他脑子里早就炸开了花。
满脑子都是“我要当皇亲国戚了”“我要穿绯色官袍了”“连黄知府都要给我行礼了”。
哪里还听得见后半句。
朱樉当场一阵无语,脸都黑了半截。
他站起身,抬腿就给了张麟屁股上轻轻一脚,又好气又好笑地骂道。
“你这个混球,脑子里都在想些什么乱七八糟的?赶紧滚蛋,真是气死老子了!本王是缺个教习女官,给我家小郡主教《千字文》!不是缺暖床的!你都想歪到哪儿去了!”
张麟捂着屁股,灰溜溜地转身就跑。
那背影看着既狼狈,又藏不住的兴奋。
嘴里还念念叨叨地嘟囔着“王爷放心!小女不仅识字,还会伺候人!”“王爷再考虑考虑!”“我先把人送来您看看!”之类的胡话。

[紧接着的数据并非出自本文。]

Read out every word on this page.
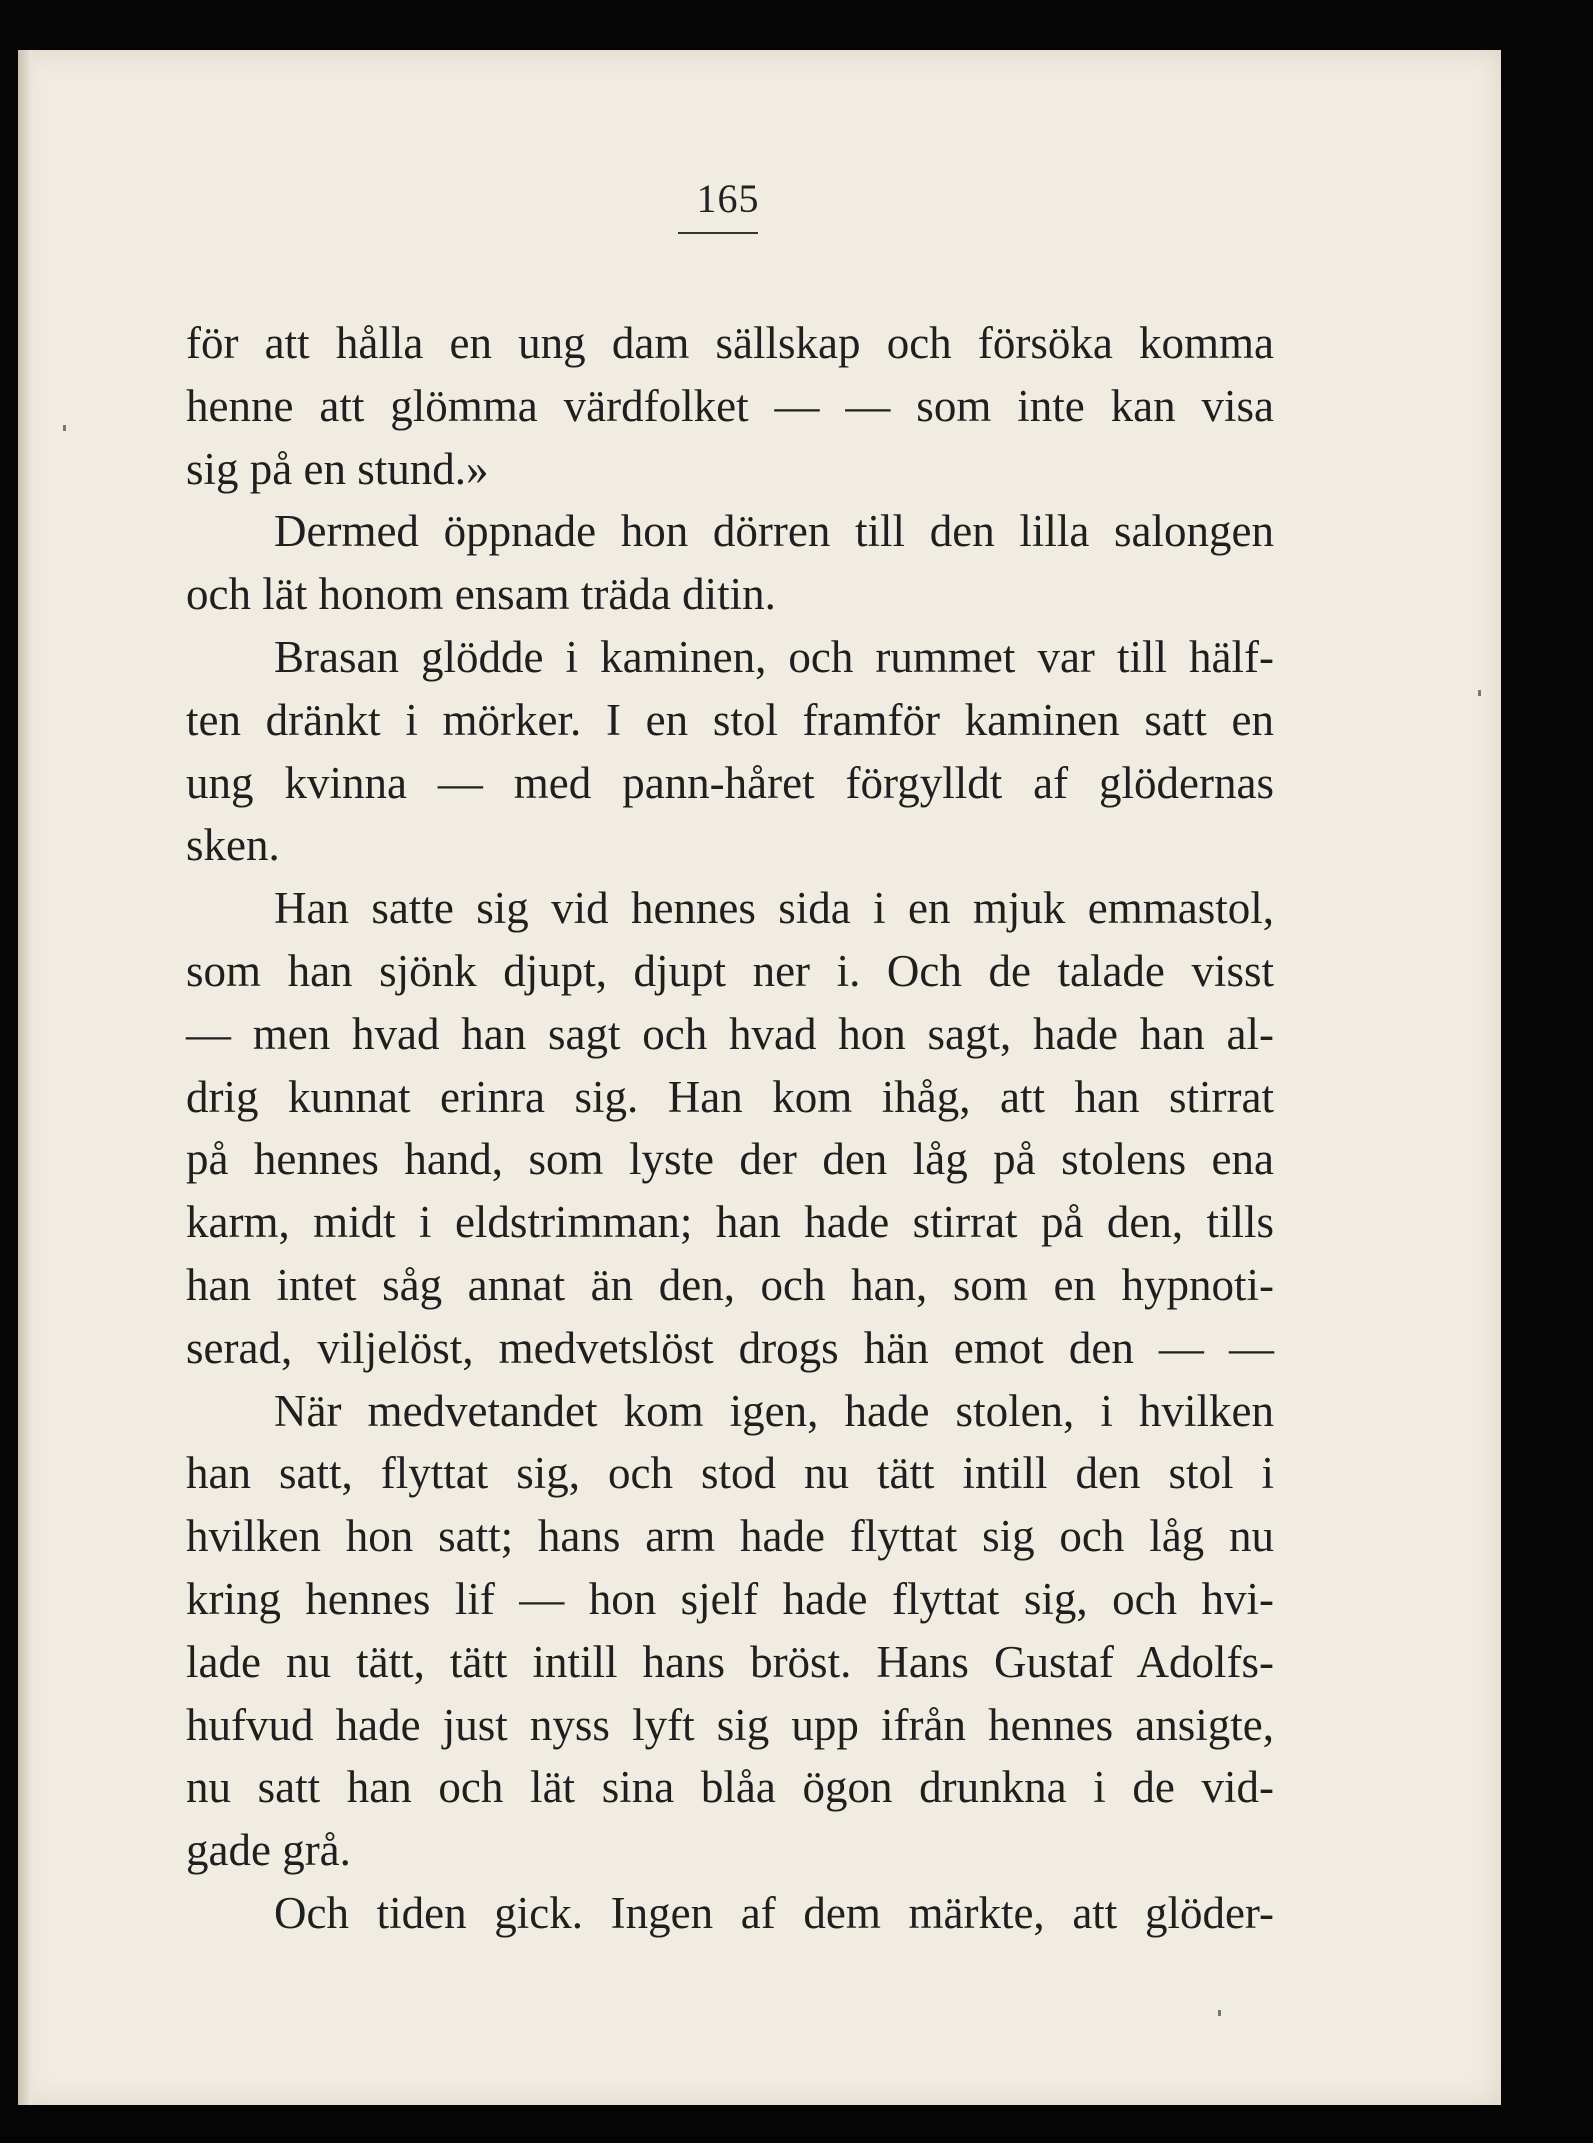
165
för att hålla en ung dam sällskap och försöka komma
henne att glömma värdfolket — — som inte kan visa
sig på en stund.»
Dermed öppnade hon dörren till den lilla salongen
och lät honom ensam träda ditin.
Brasan glödde i kaminen, och rummet var till hälf-
ten dränkt i mörker. I en stol framför kaminen satt en
ung kvinna — med pann-håret förgylldt af glödernas
sken.
Han satte sig vid hennes sida i en mjuk emmastol,
som han sjönk djupt, djupt ner i. Och de talade visst
— men hvad han sagt och hvad hon sagt, hade han al-
drig kunnat erinra sig. Han kom ihåg, att han stirrat
på hennes hand, som lyste der den låg på stolens ena
karm, midt i eldstrimman; han hade stirrat på den, tills
han intet såg annat än den, och han, som en hypnoti-
serad, viljelöst, medvetslöst drogs hän emot den — —
När medvetandet kom igen, hade stolen, i hvilken
han satt, flyttat sig, och stod nu tätt intill den stol i
hvilken hon satt; hans arm hade flyttat sig och låg nu
kring hennes lif — hon sjelf hade flyttat sig, och hvi-
lade nu tätt, tätt intill hans bröst. Hans Gustaf Adolfs-
hufvud hade just nyss lyft sig upp ifrån hennes ansigte,
nu satt han och lät sina blåa ögon drunkna i de vid-
gade grå.
Och tiden gick. Ingen af dem märkte, att glöder-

看着他落荒而逃的背影,朱樉笑着摇了摇头,没好气地自语道。
“官迷到了这个份上,也真是无可救药了。本王只是想让她来做个女官,教教王府里的丫鬟识字罢了……这老小子,直接想歪到十万八千里去了,差点把本王当成强抢民女的恶霸了。”
脚边的狸花猫像是听懂了似的,“喵”了一声,蹭了蹭他的靴筒。
……
然而,张麟刚走没多久,夜色还未深沉。
一个身着青袍的七品官员去而复返。
他没敢走正门,绕着巡检司的土墙转了三圈,确认没人盯梢,才从后门的狗洞钻了进来。
身上沾了夜露和草屑,青袍的下摆被洞口的木刺勾破了一个小口子,靴子上全是泥。
他拍了拍身上的草屑,又仔细理了理官帽和衣襟,确认仪容无差,才脚步轻得像夜里的猫,悄无声息地走进了巡检司的后堂。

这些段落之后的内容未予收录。